Les algorithmes prédictifs au Ministère de la Justice britannique : entre promesses et dangers

Le Ministère de la Justice (MoJ) du Royaume-Uni utilise des outils algorithmiques pour « prédire » le risque de récidive ou même de commission d’infractions graves, tels que les meurtres. Toutefois, ces systèmes soulèvent des questions majeures quant à leur fiabilité et à la perpétuation des biais structurels existants.

**Des outils de prédiction controversés**

Depuis 2001, le MoJ déploie un outil appelé Offender Assessment System (OASys) qui évalue le risque de récidive des détenus grâce à des techniques d’apprentissage machine. Ces évaluations influencent des décisions importantes, telles que la détention, la libération conditionnelle, ou l’accès à des programmes de réhabilitation. En une semaine de janvier 2025, près de 9 420 évaluations ont été réalisées, alimentant une base de données contenant plus de sept millions de profils.

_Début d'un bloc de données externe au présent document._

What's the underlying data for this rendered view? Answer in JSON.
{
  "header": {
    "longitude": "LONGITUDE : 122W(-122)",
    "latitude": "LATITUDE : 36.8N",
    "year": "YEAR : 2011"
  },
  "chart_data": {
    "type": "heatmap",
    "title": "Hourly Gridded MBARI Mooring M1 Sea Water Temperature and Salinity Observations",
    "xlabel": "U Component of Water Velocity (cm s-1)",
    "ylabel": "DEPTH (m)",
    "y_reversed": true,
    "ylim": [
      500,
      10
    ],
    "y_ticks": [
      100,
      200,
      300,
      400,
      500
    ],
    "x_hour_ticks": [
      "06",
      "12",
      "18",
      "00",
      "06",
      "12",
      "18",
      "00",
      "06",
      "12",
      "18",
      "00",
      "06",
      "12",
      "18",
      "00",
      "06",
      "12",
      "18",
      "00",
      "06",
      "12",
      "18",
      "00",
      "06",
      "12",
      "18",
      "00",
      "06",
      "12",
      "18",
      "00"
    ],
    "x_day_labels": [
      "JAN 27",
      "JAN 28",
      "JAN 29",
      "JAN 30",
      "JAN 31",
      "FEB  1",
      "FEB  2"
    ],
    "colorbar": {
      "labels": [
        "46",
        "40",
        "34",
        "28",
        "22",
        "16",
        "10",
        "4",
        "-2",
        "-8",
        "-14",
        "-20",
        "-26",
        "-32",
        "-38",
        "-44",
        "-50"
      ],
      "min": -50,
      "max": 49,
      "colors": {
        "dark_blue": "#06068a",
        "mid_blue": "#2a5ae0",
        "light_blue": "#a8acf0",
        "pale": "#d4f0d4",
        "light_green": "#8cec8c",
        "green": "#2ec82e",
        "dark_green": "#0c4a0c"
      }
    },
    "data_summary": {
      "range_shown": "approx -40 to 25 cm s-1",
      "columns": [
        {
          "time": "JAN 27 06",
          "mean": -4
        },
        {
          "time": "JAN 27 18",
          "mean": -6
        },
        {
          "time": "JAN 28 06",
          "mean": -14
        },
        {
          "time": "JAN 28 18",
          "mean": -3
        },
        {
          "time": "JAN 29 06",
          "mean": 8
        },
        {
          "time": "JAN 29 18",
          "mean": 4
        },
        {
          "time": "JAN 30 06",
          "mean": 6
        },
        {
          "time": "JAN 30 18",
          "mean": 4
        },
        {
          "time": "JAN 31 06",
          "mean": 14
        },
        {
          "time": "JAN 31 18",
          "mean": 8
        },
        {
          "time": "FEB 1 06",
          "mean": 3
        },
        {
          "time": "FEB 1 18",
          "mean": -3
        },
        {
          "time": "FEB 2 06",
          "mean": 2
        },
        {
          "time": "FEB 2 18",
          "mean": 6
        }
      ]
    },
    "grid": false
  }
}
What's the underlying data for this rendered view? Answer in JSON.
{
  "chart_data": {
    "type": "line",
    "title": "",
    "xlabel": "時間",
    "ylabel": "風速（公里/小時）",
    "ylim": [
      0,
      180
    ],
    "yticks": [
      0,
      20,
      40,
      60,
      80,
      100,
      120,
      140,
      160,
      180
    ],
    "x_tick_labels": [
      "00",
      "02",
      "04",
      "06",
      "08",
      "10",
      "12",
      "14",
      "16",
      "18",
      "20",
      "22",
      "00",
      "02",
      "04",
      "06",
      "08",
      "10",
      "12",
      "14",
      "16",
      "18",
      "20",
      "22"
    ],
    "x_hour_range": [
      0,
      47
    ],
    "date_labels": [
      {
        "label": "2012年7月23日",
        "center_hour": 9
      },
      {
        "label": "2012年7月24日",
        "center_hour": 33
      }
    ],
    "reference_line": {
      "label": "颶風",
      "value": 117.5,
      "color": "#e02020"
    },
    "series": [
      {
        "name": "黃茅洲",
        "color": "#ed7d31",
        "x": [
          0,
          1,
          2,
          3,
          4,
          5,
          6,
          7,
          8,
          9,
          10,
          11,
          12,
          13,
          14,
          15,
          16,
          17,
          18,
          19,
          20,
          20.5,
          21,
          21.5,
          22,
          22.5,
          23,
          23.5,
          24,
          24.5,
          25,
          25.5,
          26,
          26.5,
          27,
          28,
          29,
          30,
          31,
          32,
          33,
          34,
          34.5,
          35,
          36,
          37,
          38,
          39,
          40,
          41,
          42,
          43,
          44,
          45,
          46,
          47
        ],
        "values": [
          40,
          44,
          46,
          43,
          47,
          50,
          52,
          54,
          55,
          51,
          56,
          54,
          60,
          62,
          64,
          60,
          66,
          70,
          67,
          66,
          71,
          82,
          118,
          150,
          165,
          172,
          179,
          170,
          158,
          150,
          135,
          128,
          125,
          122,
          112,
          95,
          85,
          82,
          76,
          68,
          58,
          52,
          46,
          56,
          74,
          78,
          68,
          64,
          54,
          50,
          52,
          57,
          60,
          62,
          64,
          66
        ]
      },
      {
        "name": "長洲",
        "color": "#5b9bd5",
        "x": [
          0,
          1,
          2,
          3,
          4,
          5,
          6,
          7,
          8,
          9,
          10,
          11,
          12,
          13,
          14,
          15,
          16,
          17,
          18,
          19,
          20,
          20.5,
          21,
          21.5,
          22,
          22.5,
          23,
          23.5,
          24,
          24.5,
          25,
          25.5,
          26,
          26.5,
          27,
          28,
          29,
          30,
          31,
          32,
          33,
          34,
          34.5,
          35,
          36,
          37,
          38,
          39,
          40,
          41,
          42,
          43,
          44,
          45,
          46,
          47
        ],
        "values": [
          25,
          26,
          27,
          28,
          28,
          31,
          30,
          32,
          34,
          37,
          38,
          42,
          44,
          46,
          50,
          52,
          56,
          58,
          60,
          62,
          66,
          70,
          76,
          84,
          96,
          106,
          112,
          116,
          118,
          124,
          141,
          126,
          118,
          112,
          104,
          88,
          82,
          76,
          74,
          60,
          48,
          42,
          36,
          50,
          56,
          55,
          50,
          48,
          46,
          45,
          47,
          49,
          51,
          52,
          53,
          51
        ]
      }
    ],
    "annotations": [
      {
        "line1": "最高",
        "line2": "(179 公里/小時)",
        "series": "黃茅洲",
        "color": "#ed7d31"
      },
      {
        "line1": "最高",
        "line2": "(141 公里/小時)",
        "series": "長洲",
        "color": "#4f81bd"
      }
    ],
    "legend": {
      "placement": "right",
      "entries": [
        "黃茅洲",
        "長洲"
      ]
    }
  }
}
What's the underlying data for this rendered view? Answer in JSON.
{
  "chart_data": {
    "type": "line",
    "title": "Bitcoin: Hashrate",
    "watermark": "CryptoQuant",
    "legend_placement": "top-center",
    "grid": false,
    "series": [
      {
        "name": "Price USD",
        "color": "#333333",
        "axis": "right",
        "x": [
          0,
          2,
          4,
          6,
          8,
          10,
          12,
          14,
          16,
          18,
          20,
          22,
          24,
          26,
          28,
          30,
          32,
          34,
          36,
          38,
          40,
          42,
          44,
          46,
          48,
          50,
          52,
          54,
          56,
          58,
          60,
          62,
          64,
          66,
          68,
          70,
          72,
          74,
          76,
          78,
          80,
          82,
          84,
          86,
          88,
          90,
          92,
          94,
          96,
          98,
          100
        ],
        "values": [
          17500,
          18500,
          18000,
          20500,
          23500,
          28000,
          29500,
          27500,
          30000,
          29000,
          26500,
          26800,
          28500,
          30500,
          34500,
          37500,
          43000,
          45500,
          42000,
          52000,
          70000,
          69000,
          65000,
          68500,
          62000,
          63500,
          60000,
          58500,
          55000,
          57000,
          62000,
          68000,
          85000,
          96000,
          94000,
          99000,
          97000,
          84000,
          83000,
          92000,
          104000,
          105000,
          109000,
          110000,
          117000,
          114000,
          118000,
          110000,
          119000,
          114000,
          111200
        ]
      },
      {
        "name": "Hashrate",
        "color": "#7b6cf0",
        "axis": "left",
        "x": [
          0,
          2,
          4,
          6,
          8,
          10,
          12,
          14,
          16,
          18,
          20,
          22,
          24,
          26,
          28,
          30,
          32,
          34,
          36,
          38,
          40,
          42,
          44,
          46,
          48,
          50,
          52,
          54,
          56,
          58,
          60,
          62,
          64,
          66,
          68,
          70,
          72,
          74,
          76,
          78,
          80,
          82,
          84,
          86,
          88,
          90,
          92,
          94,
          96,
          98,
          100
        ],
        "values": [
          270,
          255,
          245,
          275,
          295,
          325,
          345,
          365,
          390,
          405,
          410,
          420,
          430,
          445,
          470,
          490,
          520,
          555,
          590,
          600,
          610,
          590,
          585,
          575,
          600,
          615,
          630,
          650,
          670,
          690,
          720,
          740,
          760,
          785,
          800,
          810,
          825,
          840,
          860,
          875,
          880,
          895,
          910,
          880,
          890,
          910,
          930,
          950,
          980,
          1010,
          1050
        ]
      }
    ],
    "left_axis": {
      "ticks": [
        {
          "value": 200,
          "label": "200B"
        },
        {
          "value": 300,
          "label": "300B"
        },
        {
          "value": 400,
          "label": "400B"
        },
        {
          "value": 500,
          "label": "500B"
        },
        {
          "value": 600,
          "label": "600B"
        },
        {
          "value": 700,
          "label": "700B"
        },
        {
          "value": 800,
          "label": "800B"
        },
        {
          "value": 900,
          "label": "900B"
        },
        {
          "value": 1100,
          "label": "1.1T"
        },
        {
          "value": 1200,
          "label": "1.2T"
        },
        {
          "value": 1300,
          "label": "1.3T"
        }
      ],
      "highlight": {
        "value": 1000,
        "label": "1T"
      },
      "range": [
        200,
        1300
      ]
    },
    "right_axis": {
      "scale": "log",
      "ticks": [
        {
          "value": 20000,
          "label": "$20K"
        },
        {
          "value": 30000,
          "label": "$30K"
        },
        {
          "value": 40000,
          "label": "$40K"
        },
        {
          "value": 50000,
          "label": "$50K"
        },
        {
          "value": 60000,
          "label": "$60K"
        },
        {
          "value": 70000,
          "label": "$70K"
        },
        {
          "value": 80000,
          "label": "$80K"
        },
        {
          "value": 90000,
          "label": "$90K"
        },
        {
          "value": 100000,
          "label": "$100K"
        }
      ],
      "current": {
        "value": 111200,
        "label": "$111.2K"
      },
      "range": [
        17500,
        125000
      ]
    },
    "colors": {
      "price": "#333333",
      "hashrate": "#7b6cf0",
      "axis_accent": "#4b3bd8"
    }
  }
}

Un second outil en cours de développement ambitionne d’identifier les personnes susceptibles de commettre un meurtre, en croisant diverses sources de données, y compris des informations sensibles telles que la santé mentale ou les antécédents personnels.

**Les risques de biais et de discrimination**

Critiques et défenseurs des droits alertent sur le fait que ces systèmes reposent sur des données historiques issues d’organismes souvent accusés de biais institutionnels, comme la police. En conséquence, les communautés racisées ou défavorisées, historiquement sur-policiées, apparaissent comme plus à risque, ce qui crée un cercle vicieux d’algorithmes renforçant une sur-surveillance et une discrimination existantes.

Une évaluation officielle de 2015 a souligné que les scores de risque d’OASys sont moins précis pour les personnes racisées, notamment les individus de descendance noire ou métisse. Ces biais peuvent avoir des conséquences graves, amplifiées par la difficulté de contester ou corriger les données erronées dans les dossiers.

**Un dialogue ouvert avec le Ministère de la Justice**

Interrogé sur ces problématiques, le MoJ reconnaît que ces outils sont en constante amélioration et insiste sur les protocoles de vérification pour garantir leur intégrité. Le ministère affirme également que l’ethnicité n’est pas utilisée comme facteur direct dans les prédictions et que des recours existent, notamment via le Prison and Probation Ombudsman.

Concernant le nouvel outil de prédiction des meurtres, le MoJ souligne que le projet est à un stade de recherche et que ses conclusions pourraient influencer des travaux futurs, mais aucune mise en œuvre opérationnelle n’est prévue pour le moment.

**Vers de nouveaux systèmes numériques**

La transition vers un nouveau système nommé ARNS est en cours, avec un prototype testé depuis fin 2024 et un déploiement national prévu en 2026. Ce développement interne vise à moderniser les évaluations de risque en s’appuyant sur une meilleure technologie.

Toutefois, des voix critiques, telles que l’organisation Statewatch, réclament l’arrêt de ces projets de prédiction, arguant que les solutions technologiques ne sauraient remplacer un investissement accru dans les services sociaux et la lutte contre les inégalités structurelles.

**En conclusion**

Les algorithmes de prédiction de la criminalité apparaissent comme un outil potentiellement puissant pour améliorer la gestion des risques, mais ils restent entachés de biais profonds et de limites sérieuses. Leur utilisation doit être accompagnée d’une transparence rigoureuse, d’une vigilance sur les discriminations et d’un dialogue avec les parties concernées afin de concilier innovation et justice sociale.